China has denied giving Russia military assistance in its full-scale against Ukraine. At the same time, the U.S. has previously accused China of giving Russia "every support behind the scenes" towards its war in Ukraine, describing its actions as "destabilizing in the heart of Europe."

Adeyemo, who just visited Kyiv two days prior, said that China must decide between maintaining economic ties to the West and an alliance with Russia.

"We must make the choice stark for China: Chinese firms can either do business in our economies or they can equip Russia's war machine with dual-use goods.

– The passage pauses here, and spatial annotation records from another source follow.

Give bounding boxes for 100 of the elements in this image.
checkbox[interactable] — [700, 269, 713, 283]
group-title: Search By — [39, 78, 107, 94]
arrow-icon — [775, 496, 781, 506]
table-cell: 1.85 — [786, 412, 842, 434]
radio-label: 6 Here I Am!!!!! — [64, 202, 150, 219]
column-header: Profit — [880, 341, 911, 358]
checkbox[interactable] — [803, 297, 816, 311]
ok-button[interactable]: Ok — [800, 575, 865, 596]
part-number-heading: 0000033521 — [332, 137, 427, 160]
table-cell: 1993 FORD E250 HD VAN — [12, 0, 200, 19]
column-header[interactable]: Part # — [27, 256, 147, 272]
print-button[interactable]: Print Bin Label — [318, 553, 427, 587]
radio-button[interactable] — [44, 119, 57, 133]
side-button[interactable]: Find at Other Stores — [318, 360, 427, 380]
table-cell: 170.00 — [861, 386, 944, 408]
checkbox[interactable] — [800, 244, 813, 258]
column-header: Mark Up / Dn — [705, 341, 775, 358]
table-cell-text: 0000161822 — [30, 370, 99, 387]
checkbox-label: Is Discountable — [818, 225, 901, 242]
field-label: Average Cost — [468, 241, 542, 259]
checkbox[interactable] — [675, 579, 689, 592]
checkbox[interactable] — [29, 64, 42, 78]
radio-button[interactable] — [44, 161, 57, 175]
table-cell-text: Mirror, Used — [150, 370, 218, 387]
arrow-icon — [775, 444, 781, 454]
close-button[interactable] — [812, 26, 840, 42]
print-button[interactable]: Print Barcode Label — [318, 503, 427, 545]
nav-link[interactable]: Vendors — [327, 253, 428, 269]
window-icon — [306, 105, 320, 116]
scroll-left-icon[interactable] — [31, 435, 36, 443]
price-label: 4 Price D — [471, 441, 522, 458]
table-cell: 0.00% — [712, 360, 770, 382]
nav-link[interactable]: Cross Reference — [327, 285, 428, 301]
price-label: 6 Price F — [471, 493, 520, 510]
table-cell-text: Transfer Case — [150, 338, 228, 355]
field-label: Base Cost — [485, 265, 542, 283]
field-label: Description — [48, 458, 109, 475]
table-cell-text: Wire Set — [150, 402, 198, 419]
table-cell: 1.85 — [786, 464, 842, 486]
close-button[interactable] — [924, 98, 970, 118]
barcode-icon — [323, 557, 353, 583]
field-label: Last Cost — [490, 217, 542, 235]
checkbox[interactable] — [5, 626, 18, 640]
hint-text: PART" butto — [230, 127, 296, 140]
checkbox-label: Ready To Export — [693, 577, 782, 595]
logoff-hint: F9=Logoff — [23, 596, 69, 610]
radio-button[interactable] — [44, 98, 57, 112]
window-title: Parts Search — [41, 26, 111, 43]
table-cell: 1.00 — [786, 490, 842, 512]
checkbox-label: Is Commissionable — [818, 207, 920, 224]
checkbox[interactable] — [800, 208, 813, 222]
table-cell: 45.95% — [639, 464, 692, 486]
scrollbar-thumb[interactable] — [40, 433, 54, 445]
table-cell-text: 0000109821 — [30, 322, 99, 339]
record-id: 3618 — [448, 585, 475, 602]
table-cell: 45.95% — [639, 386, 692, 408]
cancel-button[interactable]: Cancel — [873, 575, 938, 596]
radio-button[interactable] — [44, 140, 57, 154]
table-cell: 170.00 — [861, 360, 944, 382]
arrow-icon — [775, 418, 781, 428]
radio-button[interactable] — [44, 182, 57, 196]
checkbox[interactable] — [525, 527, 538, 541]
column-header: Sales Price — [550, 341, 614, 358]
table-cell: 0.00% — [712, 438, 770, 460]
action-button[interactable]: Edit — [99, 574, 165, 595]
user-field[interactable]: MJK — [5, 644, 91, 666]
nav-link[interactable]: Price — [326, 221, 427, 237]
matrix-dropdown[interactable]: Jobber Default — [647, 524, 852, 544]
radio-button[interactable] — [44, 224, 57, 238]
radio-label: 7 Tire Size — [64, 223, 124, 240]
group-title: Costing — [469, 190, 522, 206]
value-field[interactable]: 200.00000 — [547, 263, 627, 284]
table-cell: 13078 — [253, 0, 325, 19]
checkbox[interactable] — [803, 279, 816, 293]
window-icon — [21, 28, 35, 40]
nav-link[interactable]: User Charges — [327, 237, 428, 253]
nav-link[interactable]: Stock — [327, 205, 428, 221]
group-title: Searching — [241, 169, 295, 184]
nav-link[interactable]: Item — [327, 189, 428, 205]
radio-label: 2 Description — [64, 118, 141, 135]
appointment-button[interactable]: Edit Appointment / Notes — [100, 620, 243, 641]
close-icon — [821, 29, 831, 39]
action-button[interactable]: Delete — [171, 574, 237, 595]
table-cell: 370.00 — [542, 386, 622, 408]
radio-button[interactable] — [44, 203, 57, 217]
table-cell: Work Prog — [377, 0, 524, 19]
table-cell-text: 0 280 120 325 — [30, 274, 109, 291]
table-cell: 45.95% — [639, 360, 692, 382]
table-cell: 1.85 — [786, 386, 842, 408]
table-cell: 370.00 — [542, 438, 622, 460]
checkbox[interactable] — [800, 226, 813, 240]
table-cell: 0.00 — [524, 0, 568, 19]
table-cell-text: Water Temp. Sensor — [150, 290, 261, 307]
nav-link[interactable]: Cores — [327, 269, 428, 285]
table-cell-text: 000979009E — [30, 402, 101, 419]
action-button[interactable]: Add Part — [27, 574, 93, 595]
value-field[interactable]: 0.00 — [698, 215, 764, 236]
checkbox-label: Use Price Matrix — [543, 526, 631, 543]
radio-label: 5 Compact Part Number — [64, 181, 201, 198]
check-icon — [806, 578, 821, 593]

They cannot do both," Adeyemo said.

The secretary said that the partnership "may seem like a distant threat" to the West but that "we should not be blind to the fact that a growing Russian military with material support from Chinese companies will only grow in ambition."

At the same time, Adeyemo acknowledged that the U.S. goal is "not to shut down all bilateral trade between Russia and China."

"Our goal is to convince China to stop sending Russia a set of dual-use goods that are actively being used to prosecute a war Beijing has told us they want to see end."

The failure to do so could result in Russia posing a greater threat to the West, he added.

Adeyemo said that the U.S. would be prepared to use sanctions and export controls against China and Chinese companies to prevent the trade of dual-use technologies but conceded that China is not "sending tanks or missiles to Russia."

U.K. Foreign Secretary Grant Shapps said earlier in May that he was declassifying new intelligence to reveal the "quite significant" development that the U.K. and U.S. had reports that "lethal aid is now, or will be, flowing from China to Russia and into Ukraine."

U.S. National Security Adviser Jake Sullivan subsequently distanced himself from Shapps' assertion, saying that the U.S. had seen no evidence of it either in the past or "to date."